Following a brief intermission, Chicago commandeered the expansive stage, which was well-designed with several risers to house the army of musicians and fitted with a giant video screen backdrop that frequently spotlighted the band’s classic logo in various shades.
Chicago showcased their musical virtuosity immediately on the winding “Ballet for a Girl in Buchannon” and then cruised through their musical career, from the tempo-shifting complexity of “Make Me Smile” to fluffier ‘80s fare such as “Hard Habit to Break.”
Robert Lamm and Jason Scheff divvied vocal duties on most songs, Scheff singing with his eyes scrunched shut and Lamm cool behind his keyboard. Scheff and the band’s other keyboardist, Lou Pardini, shared a moment of memorable vocal interplay on “Hard Habit,” while trumpet player Loughnane, his voice smooth and clear, handled lead duties on the ‘70s prom anthem (and piano lesson staple) “Colour My World.”
While White is the inimitable set piece in EWF, the guy handling those duties in Chicago is trombonist James Pankow. A vivid, vital presence, Pankow was impossible to ignore whenever he edged toward the front of the stage – which was often. Really, how many other bands can claim their horn section as the front line?
Drummer Tris Imboden was doing yeoman’s work behind his kit and deservedly received the spotlight for a tight drum solo with percussionist Walfredo Reyes Jr. in the middle of “I’m a Man,” the Spencer Davis Group song that Chicago recorded for its 1969 debut.
Keith Howland also lit up the stage, adding depth and a slight bite with his electric guitar to “You’re the Inspiration” and supplying his own muscular vocals on “Feelin’ Stronger Every Day.”

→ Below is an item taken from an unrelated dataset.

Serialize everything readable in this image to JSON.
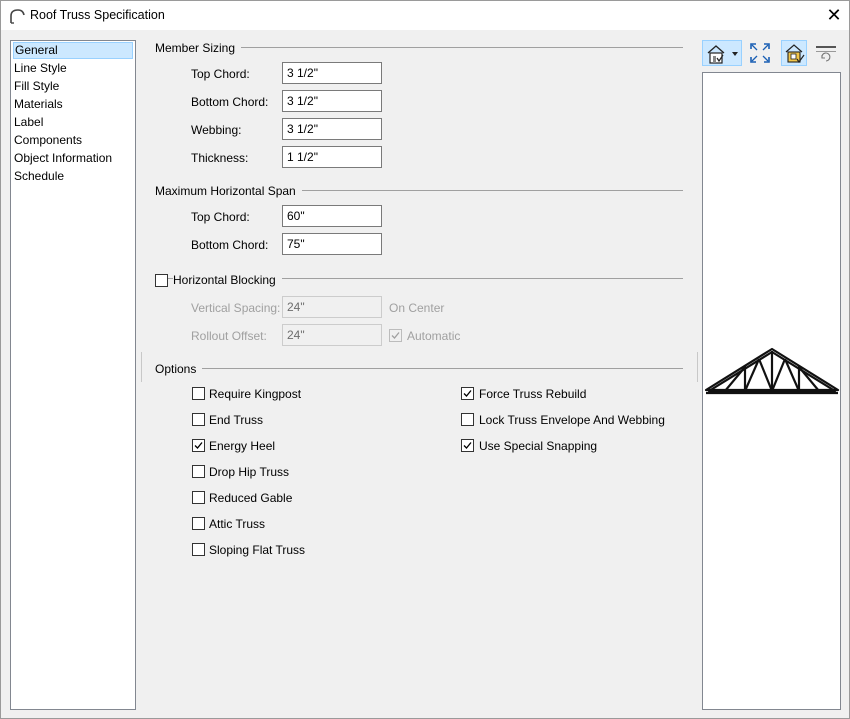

Fans who clamored to hear more of the bands’ shared musicianship – especially those sizzling horns – received their wish during a rousing encore of traded hits, including “September” and “Free” (those horn exchanges alone were worth the price of admission – Ray Hermann, Reggie Young, Robert Burns and your aforementioned comrades, take a bow).
Let’s hope that these two bands of aces continue to enjoy their time together, because it will mean more opportunities to see their formidable musical offering.